Amazon Web Services EC2 micro instances are a good way to test and develop a LAMP stack running WordPress, but, the settings for Apache, MySQL and PHP on a Linux AMI (Amazon Managed Image), by default, tend to have memory settings too high for using on a micro EC2 instance. Which can cause the WordPress site to crash on a memory error.
SSHing into the EC2 instance and running the following commands will show what’s going on if your WordPress set-up does crash:
$ free -m
This will display memory information. Check the ‘free’ column to see how much memory is actually free.
$ ps -aux --sort -rss
This command will show the processes, sorted by memory usage.

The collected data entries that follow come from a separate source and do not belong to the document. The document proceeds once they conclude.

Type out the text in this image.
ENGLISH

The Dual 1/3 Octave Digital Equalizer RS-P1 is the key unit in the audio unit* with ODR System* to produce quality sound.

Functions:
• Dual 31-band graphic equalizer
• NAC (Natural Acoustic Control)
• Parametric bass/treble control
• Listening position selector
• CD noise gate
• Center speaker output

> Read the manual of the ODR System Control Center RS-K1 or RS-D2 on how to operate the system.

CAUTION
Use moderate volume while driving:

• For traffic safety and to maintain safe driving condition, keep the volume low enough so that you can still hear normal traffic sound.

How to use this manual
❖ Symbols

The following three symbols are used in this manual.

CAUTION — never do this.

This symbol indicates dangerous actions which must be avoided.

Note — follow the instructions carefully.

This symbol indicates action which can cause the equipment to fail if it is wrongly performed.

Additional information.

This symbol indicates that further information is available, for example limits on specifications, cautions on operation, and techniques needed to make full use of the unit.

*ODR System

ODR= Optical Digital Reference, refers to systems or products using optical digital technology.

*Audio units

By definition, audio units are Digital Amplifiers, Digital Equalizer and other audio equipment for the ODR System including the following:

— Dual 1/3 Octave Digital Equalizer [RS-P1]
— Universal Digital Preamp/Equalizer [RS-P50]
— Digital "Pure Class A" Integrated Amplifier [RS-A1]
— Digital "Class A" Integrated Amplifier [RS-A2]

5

If your Wordpres site has crashed because of a memory error it will be made evident by those commands output.
To tweak your memory settings to help prevent site crashes by memory, try the following in SSH.
$ sudo su
become root
$ service mysqld stop
stop MySQL
$ service httpd stop
stop Apache
$ vim /etc/php.ini
Use VIM editor to change PHP settings
Once you’ve opened the php.ini file in VIM (VIM cheatsheet), edit memory_limit = 100M
Exit and save the php.ini file.
$ vim /etc/httpd/conf/httpd.conf
edit apache’s config file in VIM
Inside httpd.conf, edit the following values in the prefork.c module tag:
<IfModule prefork.c>
StartServers 3
MinSpareServers 2
MaxSpareServers 5
ServerLimit 10
MaxClients 10
MaxRequestsPerChild 1000
</IfModule>
Exit and save the httpd.conf file.
$ vim /etc/my.cnf
edit the mysql configuration file
Add the line under the [mysqld] list: innodb_buffer_pool_size = 1M
Exit and save.
$ service mysqld start
start MySQL
$ service httpd start
start Apache
Your WordPress site should now be up and running again.
Remember that these are setting to help your WordPress LAMP stack run on a micro instance, and probably should be changed back when taken live. Espcially if you want to support a lot of traffic!